Comparing the three companies, Walmart has the highest ROE, more than twice of Sainsbury and more than three times of Seven and I holdings. Amongst stock market participants, Japanese companies are known for its low ROE especially compared to American firms and in case of seven and I holdings, it is consistent with that notion (on a side note, 7&I Holdings’ ROE goal is 10%).
It is clear that Walmart has quite a high ROE compared to other two companies, however, if we compare three companies by just looking at their ROE, but we don't know what is driving that high ROE.
With the DuPont method, ROE can be divided into three parts:
ROE = (Profit margin) x (Asset turnover) x (Leverage ratio)
= (Net profit/Sales) x (Sales/Assets) x (Assets/Equity)
In general, it is fair to say that consumer retail business doesn’t have a big profit margin compared with big profit margin industry like financial industry or mining industry. So for firms to achieve high ROE, they must maintain a high asset turnover and high leverage ratio.
With the DuPont Method, we can clearly see that Walmart’s high ROE is driven by its high asset turnover and leverage ratio rather than profit margin as there is only about 1% difference in profit margin.
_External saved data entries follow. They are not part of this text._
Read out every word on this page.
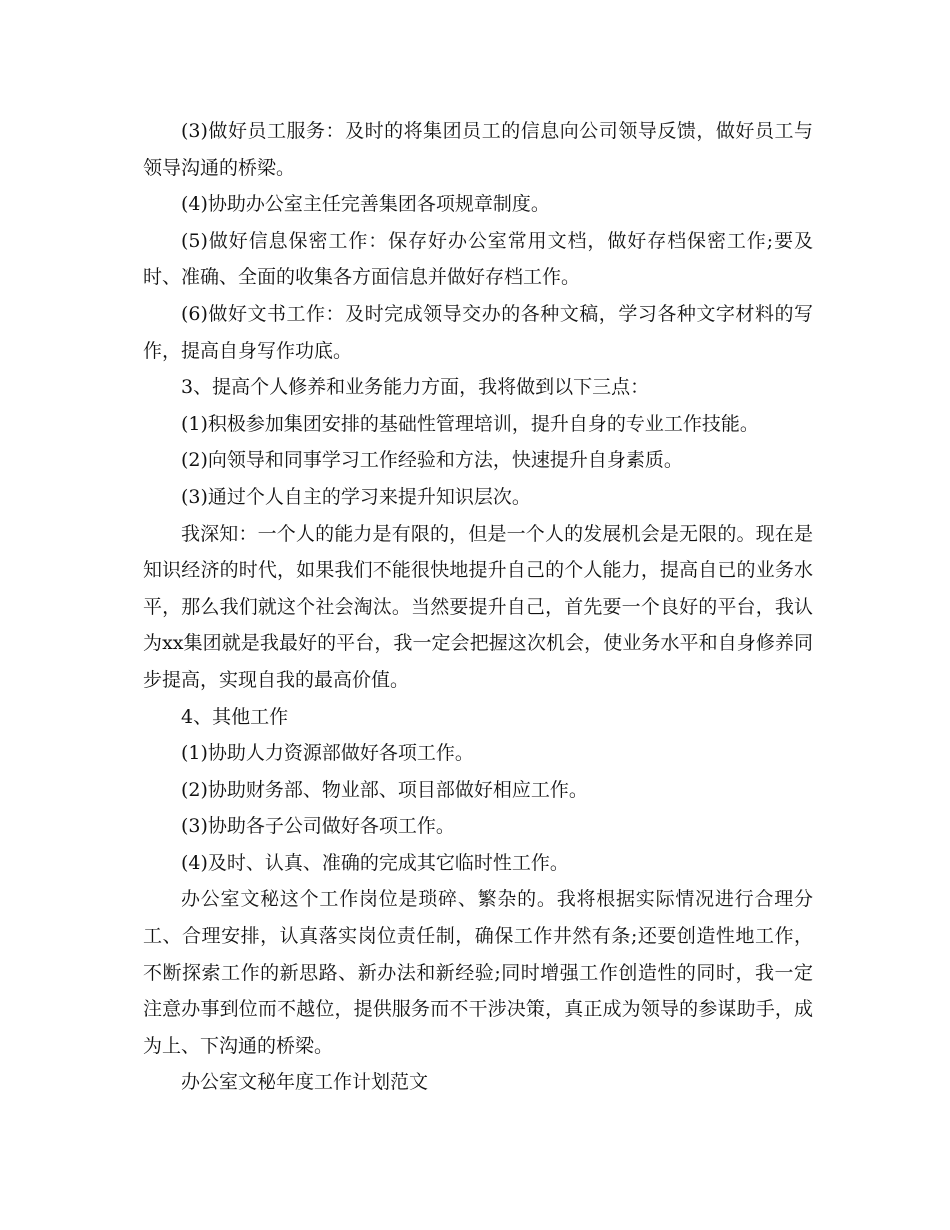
(3)做好员工服务：及时的将集团员工的信息向公司领导反馈，做好员工与领导沟通的桥梁。

(4)协助办公室主任完善集团各项规章制度。

(5)做好信息保密工作：保存好办公室常用文档，做好存档保密工作;要及时、准确、全面的收集各方面信息并做好存档工作。

(6)做好文书工作：及时完成领导交办的各种文稿，学习各种文字材料的写作，提高自身写作功底。

3、提高个人修养和业务能力方面，我将做到以下三点：

(1)积极参加集团安排的基础性管理培训，提升自身的专业工作技能。

(2)向领导和同事学习工作经验和方法，快速提升自身素质。

(3)通过个人自主的学习来提升知识层次。

我深知：一个人的能力是有限的，但是一个人的发展机会是无限的。现在是知识经济的时代，如果我们不能很快地提升自己的个人能力，提高自已的业务水平，那么我们就这个社会淘汰。当然要提升自己，首先要一个良好的平台，我认为xx集团就是我最好的平台，我一定会把握这次机会，使业务水平和自身修养同步提高，实现自我的最高价值。

4、其他工作

(1)协助人力资源部做好各项工作。

(2)协助财务部、物业部、项目部做好相应工作。

(3)协助各子公司做好各项工作。

(4)及时、认真、准确的完成其它临时性工作。

办公室文秘这个工作岗位是琐碎、繁杂的。我将根据实际情况进行合理分工、合理安排，认真落实岗位责任制，确保工作井然有条;还要创造性地工作，不断探索工作的新思路、新办法和新经验;同时增强工作创造性的同时，我一定注意办事到位而不越位，提供服务而不干涉决策，真正成为领导的参谋助手，成为上、下沟通的桥梁。

办公室文秘年度工作计划范文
In addition, looking at ROA in each company, we can also see that Walmart has significantly higher ROA compared with others. ROA is used to measure how effectively a firm is turning its invested capital to earnings. Combined with the above DuPont analysis, it is reasonable to say that Walmart is exceling in generating more profit with less capital compared with other two companies.
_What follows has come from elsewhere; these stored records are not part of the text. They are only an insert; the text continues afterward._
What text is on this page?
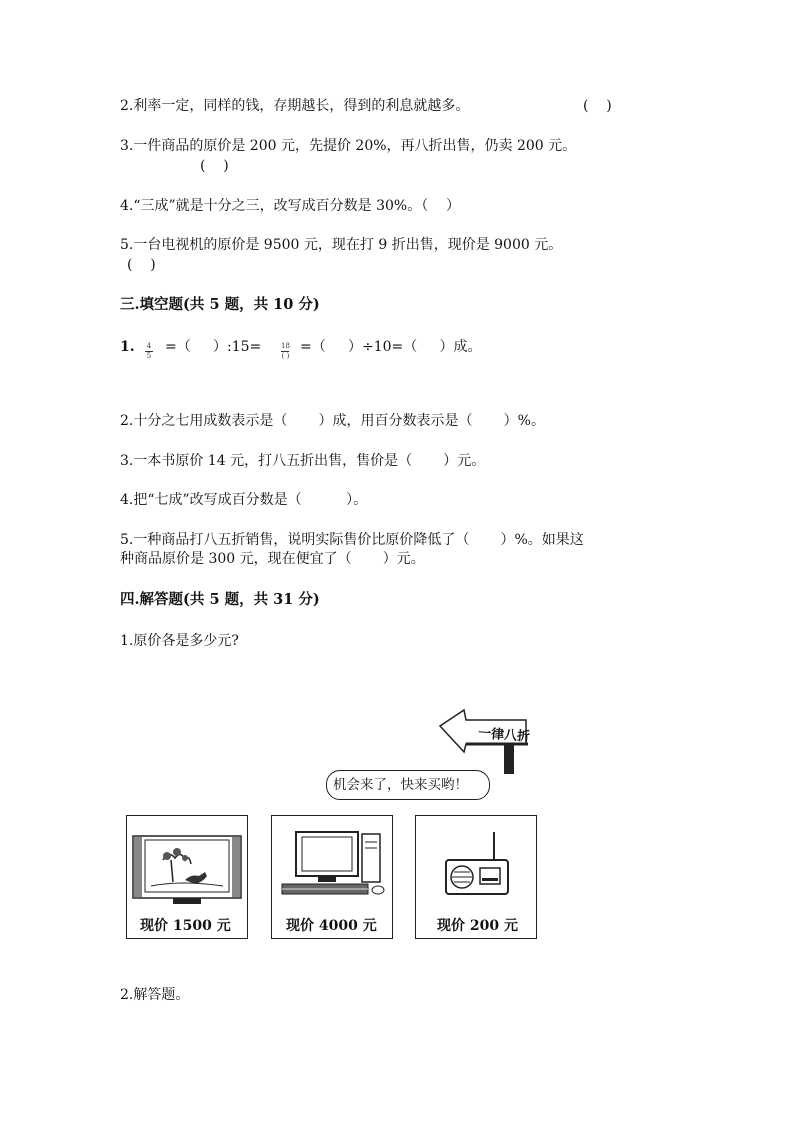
2.利率一定，同样的钱，存期越长，得到的利息就越多。	(    )
3.一件商品的原价是 200 元，先提价 20%，再八折出售，仍卖 200 元。
(    )
4.“三成”就是十分之三，改写成百分数是 30%。（    ）
5.一台电视机的原价是 9500 元，现在打 9 折出售，现价是 9000 元。
(    )
三.填空题(共 5 题，共 10 分)
1. 4
5
=（     ）:15=	18
( )
=（     ）÷10=（     ）成。
2.十分之七用成数表示是（       ）成，用百分数表示是（       ）%。
3.一本书原价 14 元，打八五折出售，售价是（       ）元。
4.把“七成”改写成百分数是（          ）。
5.一种商品打八五折销售，说明实际售价比原价降低了（       ）%。如果这
种商品原价是 300 元，现在便宜了（       ）元。
四.解答题(共 5 题，共 31 分)
1.原价各是多少元?
一律八折
机会来了，快来买哟！
现价 1500 元	现价 4000 元	现价 200 元
2.解答题。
On a side note, another reason could be that Walmart is using LIFO under inflationary economy based on GAAP, which could be increasing the Net Income compared to Sainsbury (FIFO under IFRS) or Seven and I holdings (FIFO under Japan Standards).
However, at the same time, Japan has been in deflationary economy so in theory Seven and I Holdings’ usage of FIFO can increase their net income as well, so we cannot conclude whether Walmart’s usage of LIFO has significant impact on their Net Income or not.